Is this, then, the content of the book to be written? Amoebae as human eggs, early hominids as babies, the romantic poet as a teenager between the world wars? If it is to be a summa, this, and nothing else, must be its content. Its title, too, is prescribed,  namely, Becoming Human: Becoming human in the sense of ontogenesis, so that the writer tries to turn from an amoeba, past an early hominid, into a romantic poet, shortly before reaching still higher and turning to dust.  Becoming human in the sense of phylogenesis, as our specie has tried to get beyond the biological, the animal, and the genomic, shortly before failing in the ashes  of Auschwitz, Hiroshima and others.

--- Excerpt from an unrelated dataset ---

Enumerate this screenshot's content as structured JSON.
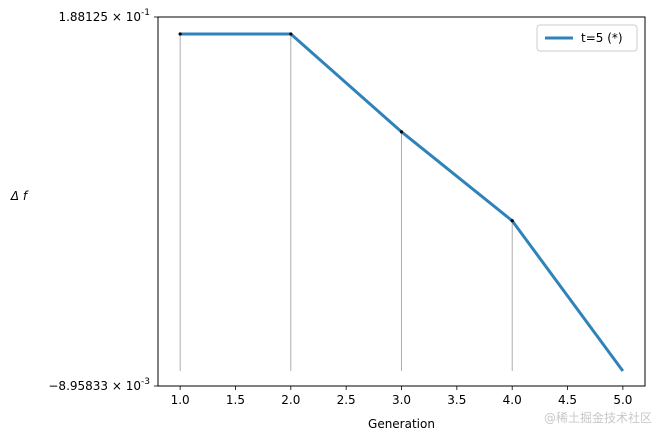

But this two-tracked title “Becoming Human” demands subtitles: it refers as much to the individual as to the specie, and it means the development of the individual exactly because it means the development of the specie.  It must become a triptych. The first part must be called “for the time being,” because it is about somehow getting a glimpse of what is ephemeral in everything that is present to us. The first part has to fix what changes.  The second part must be called “momentary,” for it is about somehow catching a glimpse of what is ephemeral in what our eyes see. The second part has to find insights in sights. The third part must be called “traceless” because it is about getting a glimpse the ephemeral in everything we leave behind. The third part must recover what has vanished.

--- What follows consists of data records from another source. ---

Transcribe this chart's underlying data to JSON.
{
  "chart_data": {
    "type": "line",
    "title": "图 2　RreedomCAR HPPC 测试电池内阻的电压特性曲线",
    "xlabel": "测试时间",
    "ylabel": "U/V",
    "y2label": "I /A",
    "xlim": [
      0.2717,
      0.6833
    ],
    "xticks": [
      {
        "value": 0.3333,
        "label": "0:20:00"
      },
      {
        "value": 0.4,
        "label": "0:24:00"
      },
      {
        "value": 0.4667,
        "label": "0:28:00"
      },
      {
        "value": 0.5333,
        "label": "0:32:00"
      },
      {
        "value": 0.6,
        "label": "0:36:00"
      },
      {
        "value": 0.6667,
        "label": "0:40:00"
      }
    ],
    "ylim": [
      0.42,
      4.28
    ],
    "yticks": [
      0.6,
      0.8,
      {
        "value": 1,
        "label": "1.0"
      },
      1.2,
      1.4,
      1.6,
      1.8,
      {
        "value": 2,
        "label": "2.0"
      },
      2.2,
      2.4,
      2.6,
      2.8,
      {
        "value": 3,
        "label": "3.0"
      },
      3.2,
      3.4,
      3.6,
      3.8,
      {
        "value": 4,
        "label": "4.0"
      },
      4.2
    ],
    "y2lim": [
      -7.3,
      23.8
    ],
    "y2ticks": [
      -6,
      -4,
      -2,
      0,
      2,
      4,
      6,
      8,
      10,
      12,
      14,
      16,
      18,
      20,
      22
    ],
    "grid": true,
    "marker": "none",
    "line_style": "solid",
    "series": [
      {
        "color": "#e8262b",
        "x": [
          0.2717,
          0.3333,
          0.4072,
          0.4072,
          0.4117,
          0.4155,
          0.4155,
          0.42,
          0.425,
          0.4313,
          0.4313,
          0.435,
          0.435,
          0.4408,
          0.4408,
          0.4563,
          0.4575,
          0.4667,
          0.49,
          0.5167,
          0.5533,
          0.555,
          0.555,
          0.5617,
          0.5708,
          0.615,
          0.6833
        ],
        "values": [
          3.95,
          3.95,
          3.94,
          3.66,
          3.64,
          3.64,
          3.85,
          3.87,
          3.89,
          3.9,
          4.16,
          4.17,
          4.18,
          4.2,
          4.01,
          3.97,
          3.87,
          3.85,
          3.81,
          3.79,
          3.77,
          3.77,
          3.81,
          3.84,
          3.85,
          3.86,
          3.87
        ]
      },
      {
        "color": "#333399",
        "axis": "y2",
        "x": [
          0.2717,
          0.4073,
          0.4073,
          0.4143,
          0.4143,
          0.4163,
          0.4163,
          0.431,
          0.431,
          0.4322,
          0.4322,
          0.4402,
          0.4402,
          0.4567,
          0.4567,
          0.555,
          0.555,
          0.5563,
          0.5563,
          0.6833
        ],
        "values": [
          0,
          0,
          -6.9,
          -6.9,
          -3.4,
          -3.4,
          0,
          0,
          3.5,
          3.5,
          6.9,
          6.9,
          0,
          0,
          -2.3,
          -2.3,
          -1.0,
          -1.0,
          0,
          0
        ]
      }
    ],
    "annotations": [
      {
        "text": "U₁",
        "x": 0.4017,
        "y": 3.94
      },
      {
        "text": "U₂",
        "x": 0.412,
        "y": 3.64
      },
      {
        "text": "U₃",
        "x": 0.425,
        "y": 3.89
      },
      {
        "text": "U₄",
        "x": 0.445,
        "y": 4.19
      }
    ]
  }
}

All that comes to the surface when you have decided, in maturity, to total things up. And this is the good thing in the whole story: The text is to be written in maturity, which is to say at the end of the second millennium CE. Of course after the second millennium comes a third, but what does that matter to us, who have sucked our juices from this millennium? For us, everything ends with this millennium. This text will be written in maturity, at the end of Western civilization.  Of course after the Western will come another civilisation, perhaps an immaterial or postmodern one. But what does it matter to us, whose value are based on the West?  For us, everything ends with the West. This text will be written in maturity, roughly between 70 and 80 years. Of course the world does not end with the death of the writer, but what do we mean by “of course” here? The great thing about this ambiguity is that in maturity, ontogenesis and phylogenesis blend. With this life, a way of being ends, and with this way of being, a life ends, In writing his history, the last Mohican writes the history of the Mohican race.

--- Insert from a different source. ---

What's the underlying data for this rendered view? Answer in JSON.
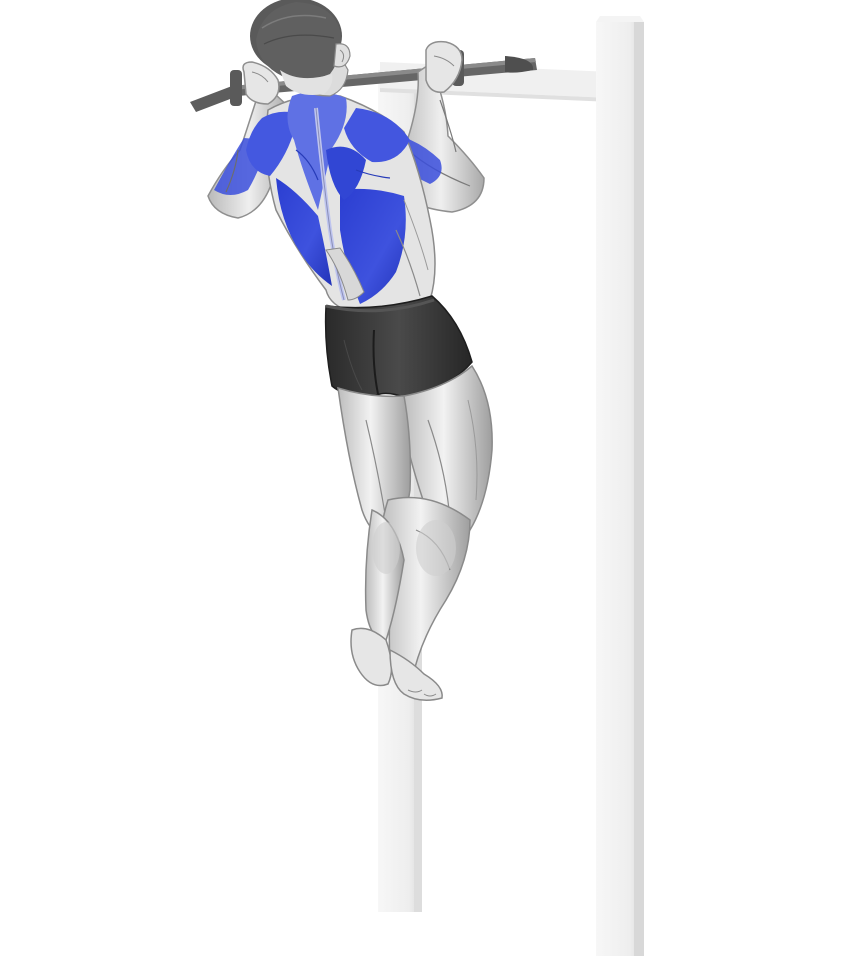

That is a kind of preface to a Mohican history. Who could be interested? Post Mohicans? Perhaps there is actually someone who would read it, but first someone must be found who would publish it. And with that, we see what motivates the rumbling, stumbling intention to write a good, beautiful correct book.  Verba volant[spoken words fly away]. They are present, momentary, traceless. But scripta manent [written words remain]. They pause before they blow away.